"Ini a-pa,"
Terdengar suara 'sesuatu yang jatuh' dari arah dapur dan Renjun segera menghampirinya.
"Ya ampun, sayang..." keluh Renjun dengan berusaha tersenyum, tentunya sambil menggendong Luxiao dan membawanya ke sofa.
Belum 10 detik Renjun mendudukkannya di sofa, anakmu dan Renjun sudah kembali beranjak dari sofa dan kali ini menuju ruang keluarga.
Renjun berlari menangkap Luxiao, mencegahnya berbuat nakal.
Namun apa yang dilihatnya membuat Renjun semakin teruji kesabarannya."Luxiao, sayang. Tidur ya? Udah malam. Besok lagi mainnya, ya?"
Luxiao hanya melanjutkan aktivitasnya, yaitu membanting- banting telepon rumah.
Dengan sigap, Renjun mengangkat Luxiao dan membawanya ke kamarmu dan Renjun.
Luxiao tampaknya tidak percaya, bahwa ayahnya bisa tegas juga. Raut wajahnya yang ingin menangis, membuat Renjun cepat- cepat membaringkannya di ranjang milik Luxiao dan mematikan lampu."HWAAAA.." Tangisan Luxiao tiba- tiba menggelegar dan menyebar ke seluruh penjuru rumah, membuat kamu yang asik tertidur terpaksa membuka mata dan mencari sumber suaranya.
Renjun yang kebingungan malah masuk ke dalam selimut dan bertindak pura- pura tidak tahu.Kamu hanya menghela nafas, menyalakan lampu dan menenangkan Luxiao yang masih saja meneriaki mainannya, telepon rumah.
***
Suara burung yang bercicit membuat Renjun terbangun dari tidurnya. Wajahnya pucat, Ia tidak kuat untuk bangkit dari tempat tidur.
"S-sayangh-" panggil Renjun dengan nada 'aneh' yang membuatmu kaget.
"K-kenapa, sayang? M-masih pagi, jangan minta yang aneh- aneh.." jawabmu sambil membalikkan badan dari Renjun dan menutup muka dengan selimut."Bukan, badanku-"

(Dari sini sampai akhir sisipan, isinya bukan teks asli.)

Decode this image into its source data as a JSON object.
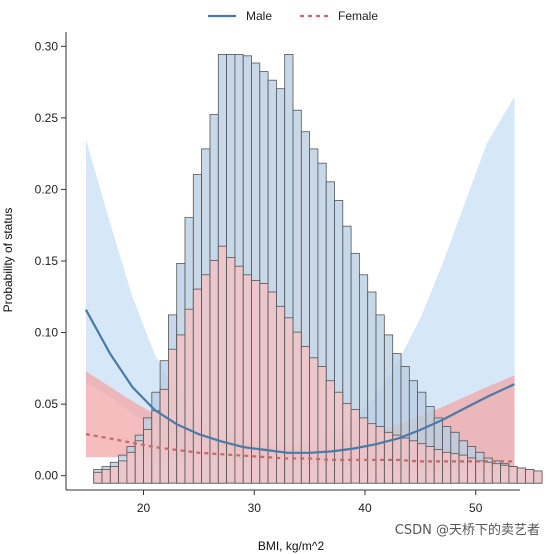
{
  "chart_data": {
    "type": "histogram_with_fitted_curves",
    "xlabel": "BMI, kg/m^2",
    "ylabel": "Probability of status",
    "xlim": [
      13,
      54
    ],
    "ylim": [
      -0.01,
      0.31
    ],
    "xticks": [
      20,
      30,
      40,
      50
    ],
    "yticks": [
      0.0,
      0.05,
      0.1,
      0.15,
      0.2,
      0.25,
      0.3
    ],
    "ytick_labels": [
      "0.00",
      "0.05",
      "0.10",
      "0.15",
      "0.20",
      "0.25",
      "0.30"
    ],
    "legend": {
      "position": "top",
      "entries": [
        "Male",
        "Female"
      ]
    },
    "colors": {
      "male_line": "#4a7aa6",
      "female_line": "#c46a6a",
      "male_band": "#cfe3f7",
      "female_band": "#f2a7a7",
      "male_bar": "#b9d0e3",
      "female_bar": "#f1c2c4",
      "bar_edge": "#555555"
    },
    "series": [
      {
        "name": "Male",
        "style": "solid",
        "x": [
          14.8,
          17,
          19,
          21,
          23,
          25,
          27,
          29,
          31,
          33,
          35,
          37,
          39,
          41,
          43,
          45,
          47,
          49,
          51,
          53.5
        ],
        "y": [
          0.116,
          0.085,
          0.062,
          0.046,
          0.036,
          0.029,
          0.024,
          0.02,
          0.018,
          0.016,
          0.016,
          0.017,
          0.019,
          0.022,
          0.026,
          0.032,
          0.039,
          0.047,
          0.055,
          0.064
        ],
        "lower": [
          0.065,
          0.055,
          0.043,
          0.035,
          0.029,
          0.024,
          0.02,
          0.017,
          0.015,
          0.013,
          0.012,
          0.011,
          0.01,
          0.009,
          0.008,
          0.007,
          0.007,
          0.006,
          0.006,
          0.006
        ],
        "upper": [
          0.235,
          0.176,
          0.125,
          0.085,
          0.058,
          0.042,
          0.032,
          0.026,
          0.023,
          0.022,
          0.024,
          0.03,
          0.04,
          0.056,
          0.08,
          0.11,
          0.148,
          0.19,
          0.232,
          0.265
        ]
      },
      {
        "name": "Female",
        "style": "dashed",
        "x": [
          14.8,
          17,
          19,
          21,
          23,
          25,
          27,
          29,
          31,
          33,
          35,
          37,
          39,
          41,
          43,
          45,
          47,
          49,
          51,
          53.5
        ],
        "y": [
          0.029,
          0.026,
          0.023,
          0.02,
          0.018,
          0.016,
          0.015,
          0.014,
          0.013,
          0.012,
          0.012,
          0.011,
          0.011,
          0.011,
          0.011,
          0.01,
          0.01,
          0.01,
          0.01,
          0.01
        ],
        "lower": [
          0.013,
          0.013,
          0.013,
          0.013,
          0.013,
          0.012,
          0.012,
          0.011,
          0.01,
          0.009,
          0.008,
          0.007,
          0.006,
          0.006,
          0.005,
          0.004,
          0.003,
          0.003,
          0.002,
          0.002
        ],
        "upper": [
          0.073,
          0.062,
          0.052,
          0.043,
          0.036,
          0.03,
          0.026,
          0.024,
          0.022,
          0.021,
          0.022,
          0.024,
          0.027,
          0.031,
          0.036,
          0.042,
          0.048,
          0.055,
          0.062,
          0.07
        ]
      }
    ],
    "histograms": {
      "bin_width": 0.75,
      "start": 15.5,
      "male_distribution": [
        0.004,
        0.006,
        0.009,
        0.014,
        0.02,
        0.028,
        0.04,
        0.058,
        0.08,
        0.112,
        0.148,
        0.18,
        0.21,
        0.228,
        0.252,
        0.294,
        0.294,
        0.294,
        0.293,
        0.288,
        0.282,
        0.276,
        0.27,
        0.294,
        0.255,
        0.24,
        0.228,
        0.218,
        0.205,
        0.192,
        0.174,
        0.155,
        0.14,
        0.128,
        0.112,
        0.098,
        0.085,
        0.076,
        0.066,
        0.058,
        0.048,
        0.04,
        0.034,
        0.03,
        0.024,
        0.02,
        0.016,
        0.012,
        0.01,
        0.008,
        0.006,
        0.005,
        0.004,
        0.003
      ],
      "female_distribution": [
        0.002,
        0.004,
        0.006,
        0.01,
        0.016,
        0.024,
        0.032,
        0.045,
        0.06,
        0.088,
        0.098,
        0.116,
        0.13,
        0.14,
        0.15,
        0.16,
        0.152,
        0.146,
        0.14,
        0.136,
        0.134,
        0.128,
        0.118,
        0.11,
        0.1,
        0.09,
        0.082,
        0.076,
        0.066,
        0.058,
        0.05,
        0.046,
        0.04,
        0.036,
        0.034,
        0.03,
        0.028,
        0.026,
        0.024,
        0.022,
        0.02,
        0.018,
        0.016,
        0.015,
        0.014,
        0.012,
        0.01,
        0.009,
        0.008,
        0.007,
        0.006,
        0.005,
        0.004,
        0.003
      ]
    }
  },
  "watermark": "CSDN @天桥下的卖艺者"
}
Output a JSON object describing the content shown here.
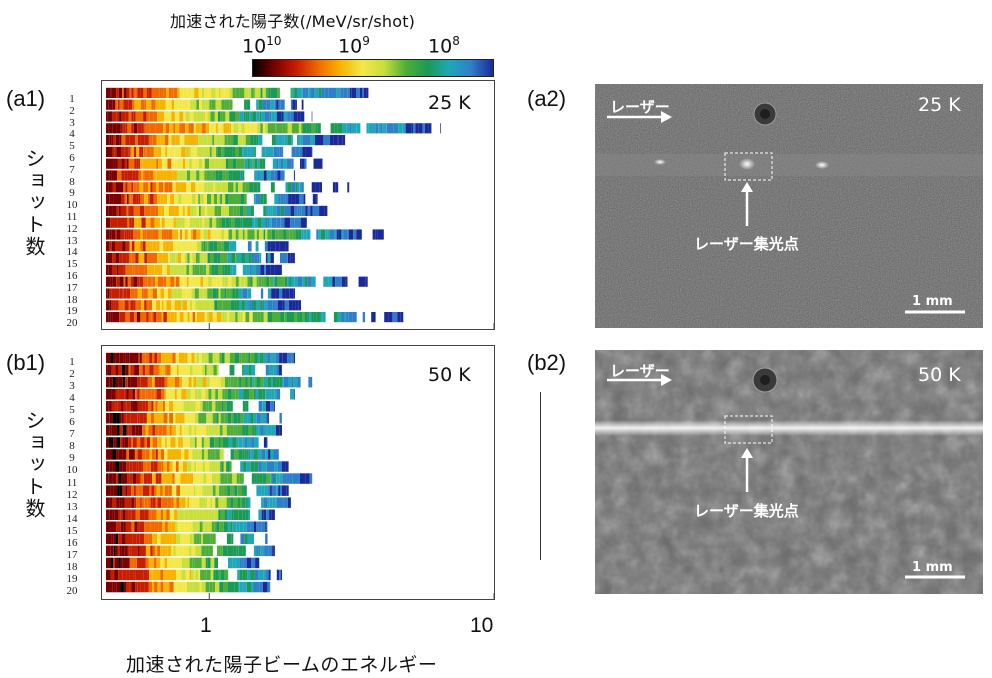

"panas..banget," lanjutnya sambil terbata- bata.Kamu segera menghadap ke Renjun dan menempelkan punggung tangan ke dahi Renjun.
"Iya, panas.."
Kamu bangkit dan segera mengambil termometer dan kompres.
"Ini, coba di cek dulu," katamu sambil memberikan termometer tersebut ke suamimu.
Sambil memeras kain kompres, kamu teringat bahwa sarapan belum siap.
Dengan cepat, kain kompres itu ditempelkan ke dahi Renjun dan terdengar ringisan Renjun yang mungkin 'agak' kaget dengan suhu dingin air.Di dapur, kamu membuatkan bubur untuk Renjun, dan menyiapkan susu untuk Luxiao.
"Dimakan ya, hm? Pasti demam ya.."
Termometer menunjukkan angka 39.2, menandakan bahwa demam Renjun memang tinggi.
Renjun mengangguk lemah dan tampak terpaksa memakan sendok demi sendok bubur. "Karna pagi ini belum kisseu, mungkin. Jadi demam," ujar Renjun sambil tersenyum.
Kamu pun ikut tersenyum dan segera mengecup pipinya. "Nggak ada hubungannya sih, sayang." katamu.
"Lagian kemaren abis ngapain, sih? Kok pulangnya basah gitu?" tanyamu sambil menyuapi Renjun.
"Aku main hujan- hujanan, hehe."
Kamu memutar bola mata, sering banget Renjun bertingkah kayak anak kecil."HWAAA.."
Luxiao kembali meneriakkan telepon kesayangannya, kamu segera menghampiri Luxiao dan menggendongnya.
"Sst, Luxiao sayang. Papa lagi sakit, jangan nangis ya?" katamu pelan sambil mengusap rambut Luxiao.
Tiba- tiba, Luxiao terdiam dan menoleh ke arah Renjun, papanya.
"Paa-pa, sakit a-pa?" tanya Luxiao dengan ekspresi polosnya.
Renjun menatap anaknya penuh dengan kasih sayang, menjelaskan kondisinya.
Mungkin Luxiao belum mengerti, namun kamu dan Renjun memang harus sabar menghadapinya.
"Tu-run, turun." Luxiao memberontak ingin turun dari gendonganmu, dan segera berjalan menghampiri Renjun yang sedang menatap Luxiao."Pa-pa, jangan sa-kit,"
"Ma-af, papa. Sakit naa-kal, nakal."
Luxiao menepuk-nepuk pelan tubuh papanya. Renjun yang memandangi tangan mungilnya, segera meraih dan mengecupnya."Iya, sayang. Sakitnya nakal. Luxiao jangan nakal juga ya? Biar sakitnya nggak ikut-ikutan,"
Luxiao awalnya hanya terdiam dengan raut wajah tidak mengerti, namun akhirnya mengangguk.
"Pa-pa, ma-ma, sa-yaang," katanya sambil berusaha meloncat namun hanya bisa terjatuh. Kalian berdua melihatnya sambil tertawa bersama.***
"Inget kan? Waktu masih bandel- bandelnya," kata Renjun sambil menepuk pelan pundak Luxiao.
"Inget. Kasian ya papa mama waktu itu." jawab Luxiao sambil terus berjalan didampingi kamu dan Renjun.
"Jangan kayak dulu lagi ya, mainannya telepon rumah. Padahal banyak mainan lain loh, " timpalmu sambil tertawa mengingat kejadian itu.Luxiao juga ikut tertawa, walaupun mungkin Ia tidak ingat masa itu.
"Udah sampai nih, dah Luxiao. Belajar yang rajin, hm?"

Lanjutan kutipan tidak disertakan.